We experience the taste of dates in Egypt with their author, who shares his thoughts about the role of memory in our lives.  In an essay that dramatizes issues of class and companionship, we accompany Schoonover as a young college instructor, who travels from his Eastern American classroom to Washington State to join a fire fighting crew in the Palouse hills.  We’re with him in a car race in which a relationship is also explored, and we assist him in building “Tuva,” his Micro sailboat, which still plies the waters off Cape Ann (he also builds a bed for his grandson Jacob to whom the book is dedicated).  Most powerfully, we climb into the mountains of Switzerland, where Schoonover travels to scatter the ashes of his parents near the small Genevan village where the family spent several memorable vacations.

Yet for all their variety and Schoonover’s scintillating prose, these essays are seamlessly constructed, as befits the boat builder who wrote them.  The word essay comes from the French essai, which means “an attempt.”  In writing an essay one begins by setting down tentative thoughts about a subject.  In the process we may also be trying to discover what we actually think about that subject, and what we want to say about it once we begin to write.
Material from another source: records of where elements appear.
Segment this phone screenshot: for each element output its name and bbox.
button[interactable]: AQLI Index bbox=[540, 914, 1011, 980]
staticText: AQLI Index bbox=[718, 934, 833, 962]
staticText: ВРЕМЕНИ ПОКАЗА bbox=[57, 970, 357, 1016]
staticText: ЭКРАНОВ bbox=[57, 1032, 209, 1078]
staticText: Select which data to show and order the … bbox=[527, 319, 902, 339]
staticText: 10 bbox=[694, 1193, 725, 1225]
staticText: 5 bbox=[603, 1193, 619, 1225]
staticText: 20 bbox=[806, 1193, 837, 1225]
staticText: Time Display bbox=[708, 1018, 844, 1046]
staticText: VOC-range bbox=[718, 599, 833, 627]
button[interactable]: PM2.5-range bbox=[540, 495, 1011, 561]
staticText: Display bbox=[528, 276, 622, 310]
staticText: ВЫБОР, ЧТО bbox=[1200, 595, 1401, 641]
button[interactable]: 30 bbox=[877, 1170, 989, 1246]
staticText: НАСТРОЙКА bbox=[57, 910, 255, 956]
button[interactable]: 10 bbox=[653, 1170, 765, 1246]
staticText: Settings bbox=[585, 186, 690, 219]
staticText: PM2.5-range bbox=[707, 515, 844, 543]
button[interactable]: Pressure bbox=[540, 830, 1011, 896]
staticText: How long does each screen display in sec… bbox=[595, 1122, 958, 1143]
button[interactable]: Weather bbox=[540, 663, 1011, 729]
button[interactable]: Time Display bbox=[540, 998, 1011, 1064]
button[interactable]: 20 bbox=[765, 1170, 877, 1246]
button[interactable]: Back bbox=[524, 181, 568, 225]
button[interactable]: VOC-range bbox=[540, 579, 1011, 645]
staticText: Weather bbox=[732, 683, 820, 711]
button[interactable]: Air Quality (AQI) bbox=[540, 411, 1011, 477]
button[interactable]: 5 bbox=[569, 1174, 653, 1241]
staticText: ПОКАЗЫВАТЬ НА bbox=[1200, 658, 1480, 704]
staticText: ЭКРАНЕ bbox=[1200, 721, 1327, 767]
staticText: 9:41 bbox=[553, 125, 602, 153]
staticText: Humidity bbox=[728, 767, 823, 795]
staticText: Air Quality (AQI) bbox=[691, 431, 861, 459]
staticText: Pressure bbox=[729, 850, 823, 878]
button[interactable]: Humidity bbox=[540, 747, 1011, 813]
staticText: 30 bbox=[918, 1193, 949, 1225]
Essays have generally been categorized as “formal” or “familiar.” Formal essays usually consist of an impersonal analysis of a subject, while familiar essays are generally written from a personal point of view and  tell us as much about the writer as his or her subject.
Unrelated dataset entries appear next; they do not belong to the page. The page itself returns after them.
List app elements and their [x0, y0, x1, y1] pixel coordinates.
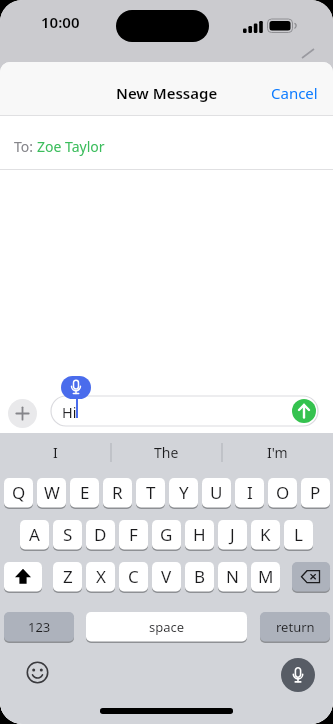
- staticText: Zoe Taylor: [37, 137, 105, 156]
- staticText: B: [194, 565, 206, 588]
- staticText: D: [94, 523, 107, 546]
- button[interactable]: I'm: [222, 437, 333, 467]
- staticText: E: [80, 481, 90, 504]
- button[interactable]: I: [235, 478, 264, 509]
- button[interactable]: Cancel: [260, 62, 333, 115]
- button[interactable]: B: [185, 562, 214, 593]
- staticText: A: [29, 523, 40, 546]
- button[interactable]: W: [37, 478, 66, 509]
- button[interactable]: S: [53, 520, 82, 551]
- staticText: Y: [179, 481, 189, 504]
- button[interactable]: T: [136, 478, 165, 509]
- button[interactable]: [61, 376, 91, 399]
- button[interactable]: [292, 399, 316, 423]
- staticText: Hi: [62, 402, 77, 422]
- button[interactable]: F: [119, 520, 148, 551]
- button[interactable]: U: [202, 478, 231, 509]
- staticText: New Message: [116, 83, 218, 103]
- staticText: U: [210, 481, 223, 504]
- staticText: L: [294, 523, 303, 546]
- button[interactable]: [22, 657, 53, 688]
- button[interactable]: P: [301, 478, 330, 509]
- staticText: I'm: [267, 443, 288, 462]
- button[interactable]: A: [20, 520, 49, 551]
- staticText: F: [129, 523, 138, 546]
- button[interactable]: I: [0, 437, 111, 467]
- button[interactable]: H: [185, 520, 214, 551]
- staticText: C: [128, 565, 139, 588]
- button[interactable]: C: [119, 562, 148, 593]
- button[interactable]: The: [111, 437, 222, 467]
- button[interactable]: Z: [53, 562, 82, 593]
- staticText: N: [226, 565, 239, 588]
- button[interactable]: G: [152, 520, 181, 551]
- staticText: P: [310, 481, 321, 504]
- button[interactable]: V: [152, 562, 181, 593]
- staticText: The: [154, 443, 179, 462]
- staticText: T: [146, 481, 156, 504]
- button[interactable]: To:: [0, 116, 333, 169]
- staticText: X: [96, 565, 106, 588]
- staticText: return: [276, 618, 315, 636]
- button[interactable]: Hi: [51, 396, 318, 426]
- staticText: V: [161, 565, 172, 588]
- button[interactable]: R: [103, 478, 132, 509]
- staticText: 10:00: [41, 12, 80, 32]
- button[interactable]: M: [251, 562, 280, 593]
- button[interactable]: J: [218, 520, 247, 551]
- button[interactable]: [4, 562, 42, 593]
- staticText: M: [258, 565, 274, 588]
- staticText: O: [276, 481, 290, 504]
- button[interactable]: K: [251, 520, 280, 551]
- button[interactable]: [8, 399, 37, 428]
- staticText: K: [260, 523, 271, 546]
- staticText: R: [112, 481, 123, 504]
- staticText: H: [193, 523, 206, 546]
- staticText: I: [247, 481, 253, 504]
- staticText: Cancel: [271, 83, 318, 103]
- button[interactable]: space: [86, 612, 247, 643]
- button[interactable]: X: [86, 562, 115, 593]
- button[interactable]: L: [284, 520, 313, 551]
- staticText: G: [160, 523, 173, 546]
- staticText: S: [63, 523, 73, 546]
- button[interactable]: return: [260, 612, 330, 643]
- button[interactable]: [292, 562, 330, 593]
- staticText: I: [53, 443, 58, 462]
- button[interactable]: E: [70, 478, 99, 509]
- button[interactable]: Q: [4, 478, 33, 509]
- staticText: Q: [12, 481, 26, 504]
- staticText: space: [149, 618, 185, 636]
- button[interactable]: O: [268, 478, 297, 509]
- staticText: To:: [14, 137, 37, 156]
- button[interactable]: N: [218, 562, 247, 593]
- button[interactable]: 123: [4, 612, 74, 643]
- button[interactable]: [281, 658, 315, 692]
- staticText: 123: [28, 618, 51, 636]
- staticText: Z: [63, 565, 73, 588]
- staticText: W: [44, 481, 60, 504]
- button[interactable]: Y: [169, 478, 198, 509]
- staticText: J: [230, 523, 235, 546]
- button[interactable]: D: [86, 520, 115, 551]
Our era may well be one in which we have witnessed the primacy of the familiar essay, through the popularity of personal essays and memoirs, the profusion of Op Ed columns, and, more recently, the explosion of individual blogs, in which writers write as much about themselves as they do about their subjects.  Yet the new digital technologies (not to speak of texting and Twittering) with their inherent demands to think and write fast, and therefore more superficially, have helped to create a literary culture in which care of construction and thoughtfulness of intent have often been eclipsed by the pressure to post or respond to other posts.  While this has arguably afforded more democracy of access and expression (everybody is now seen to be a writer), the inevitable consequence has been a sacrifice of depth.
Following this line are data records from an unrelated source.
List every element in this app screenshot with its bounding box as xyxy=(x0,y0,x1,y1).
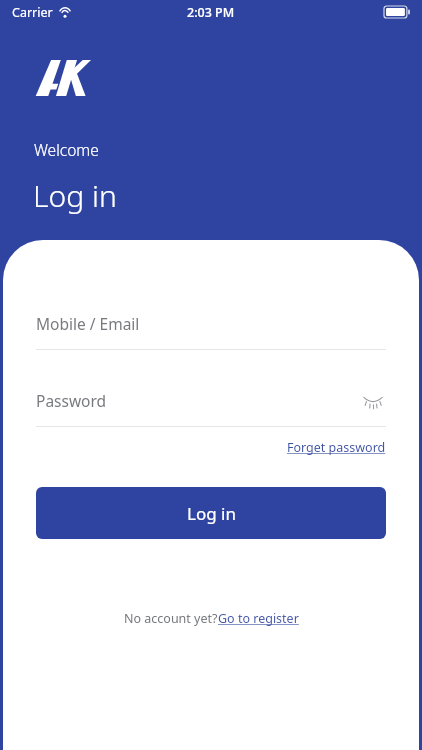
button[interactable]: Password xyxy=(36,386,386,427)
button[interactable]: Go to register xyxy=(218,607,299,630)
staticText: Password xyxy=(36,390,107,411)
button[interactable]: Mobile / Email xyxy=(36,309,386,350)
button[interactable]: Forget password xyxy=(285,436,388,459)
staticText: 2:03 PM xyxy=(187,4,235,21)
staticText: Mobile / Email xyxy=(36,313,140,334)
staticText: Welcome xyxy=(34,139,99,160)
staticText: Carrier xyxy=(12,4,53,21)
staticText: Forget password xyxy=(287,439,386,456)
staticText: No account yet? xyxy=(124,610,218,627)
button[interactable]: Log in xyxy=(36,487,386,539)
staticText: Go to register xyxy=(218,610,299,627)
staticText: Log in xyxy=(33,175,117,216)
staticText: Log in xyxy=(187,502,236,525)
button[interactable]: Show password xyxy=(360,388,386,414)
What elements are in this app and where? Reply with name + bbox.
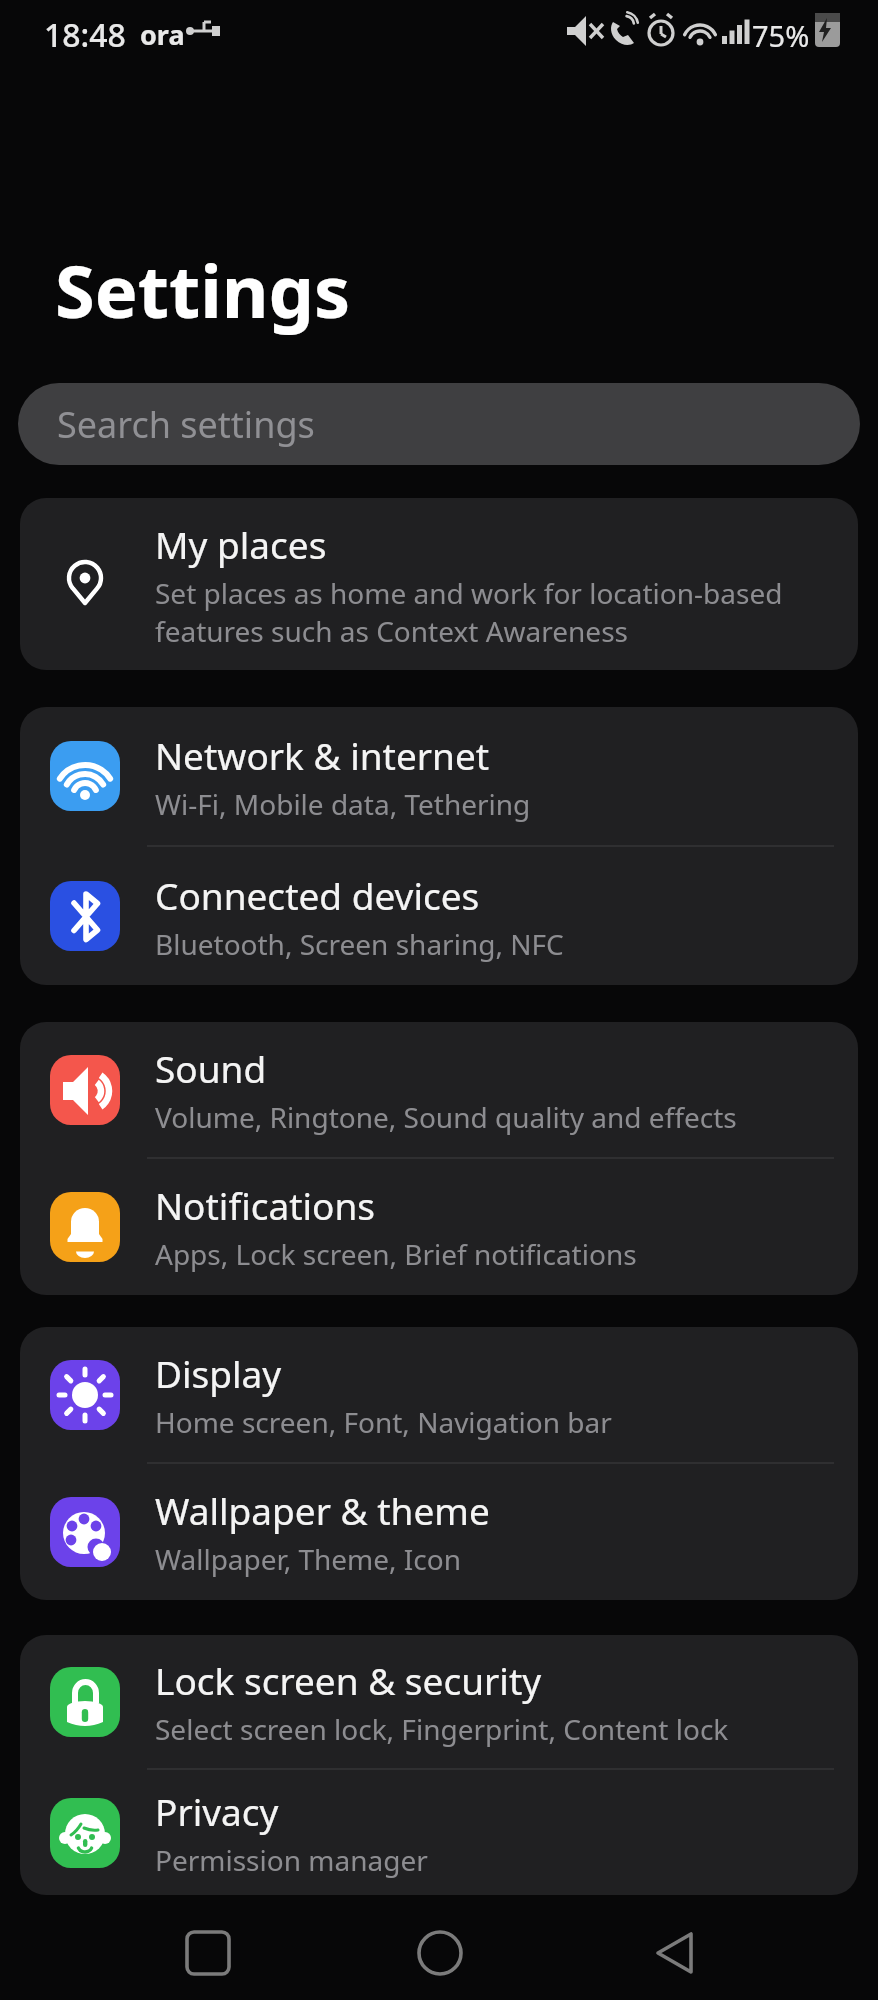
- staticText: Connected devices: [155, 870, 480, 920]
- staticText: Lock screen & security: [155, 1655, 542, 1705]
- button[interactable]: Display: [20, 1327, 858, 1462]
- staticText: Wi-Fi, Mobile data, Tethering: [155, 785, 531, 823]
- button[interactable]: Network & internet: [20, 707, 858, 845]
- staticText: Home screen, Font, Navigation bar: [155, 1403, 612, 1441]
- staticText: Display: [155, 1348, 282, 1398]
- button[interactable]: [585, 1895, 878, 2000]
- button[interactable]: Wallpaper & theme: [20, 1464, 858, 1599]
- staticText: 75%: [752, 16, 810, 55]
- staticText: Select screen lock, Fingerprint, Content…: [155, 1710, 729, 1748]
- staticText: Volume, Ringtone, Sound quality and effe…: [155, 1098, 737, 1136]
- button[interactable]: Connected devices: [20, 847, 858, 985]
- staticText: 18:48: [44, 13, 126, 57]
- staticText: Notifications: [155, 1180, 376, 1230]
- staticText: Sound: [155, 1043, 267, 1093]
- staticText: Privacy: [155, 1786, 279, 1836]
- staticText: Settings: [55, 241, 351, 339]
- button[interactable]: Privacy: [20, 1770, 858, 1895]
- button[interactable]: [0, 1895, 292, 2000]
- button[interactable]: My places: [20, 498, 858, 670]
- staticText: Apps, Lock screen, Brief notifications: [155, 1235, 637, 1273]
- staticText: Wallpaper & theme: [155, 1485, 490, 1535]
- staticText: ora: [140, 16, 185, 53]
- staticText: Network & internet: [155, 730, 490, 780]
- button[interactable]: Sound: [20, 1022, 858, 1157]
- staticText: My places: [155, 519, 327, 569]
- button[interactable]: [292, 1895, 585, 2000]
- staticText: Search settings: [57, 400, 315, 449]
- staticText: Permission manager: [155, 1841, 428, 1879]
- staticText: Wallpaper, Theme, Icon: [155, 1540, 462, 1578]
- button[interactable]: Search settings: [18, 383, 860, 465]
- staticText: Bluetooth, Screen sharing, NFC: [155, 925, 564, 963]
- button[interactable]: Notifications: [20, 1159, 858, 1294]
- staticText: Set places as home and work for location…: [155, 574, 783, 650]
- button[interactable]: Lock screen & security: [20, 1635, 858, 1768]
For this reason Eric Schoonover’s Telling Tales is all the more welcome.   The personal voice is here in these wonderfully luminous essays, which are both autobiographical and a history of the sources and growth of a literary sensibility.  We come to understand who the author is through the gathering details of his life—fishing with his father as a child; experiencing his first misunderstanding by a teacher in the rural Western Massachusetts school he first attended, in a town where he was the only paperboy; teaching English and literature in a variety of settings; and traveling to remote places whose cultures fascinate him, with his family as a child and later as a mature traveler and writer

With this collection Schoonover has in effect restored the essay to its proper place as an invaluable yet ever flexible mode of expression and exposition, a means of coming at the world in multiple ways, while sharing with the reader what the writer has discovered during the journey.

In describing what he has set out to achieve in this rewarding book, Schoonover quotes Joseph Conrad’s own reason for writing: “I want to make you see.”   And we do see through Schoonover’s eyes some of the world he has experienced and remembered, just as we feel through language that rises to poetry what he has felt and wishes to share with us.

Telling Tales may be a slender book in terms of page length, but it is brimming with the kinds of wisdom, humor, insight and sheer intelligence that are certain to make a lasting impression on the reader.

 

eric schoonover

Eric Schoonover is a writer, boatbuilder and watercolorist, who lives in Gloucester in a small 1735 Cape Ann cottage with his wife, also a writer. He is the author of the award-winning The Gloucester Suite and Other Poems and a novel, Flowers of the Sea. His latest book, Telling Tales, has just been published.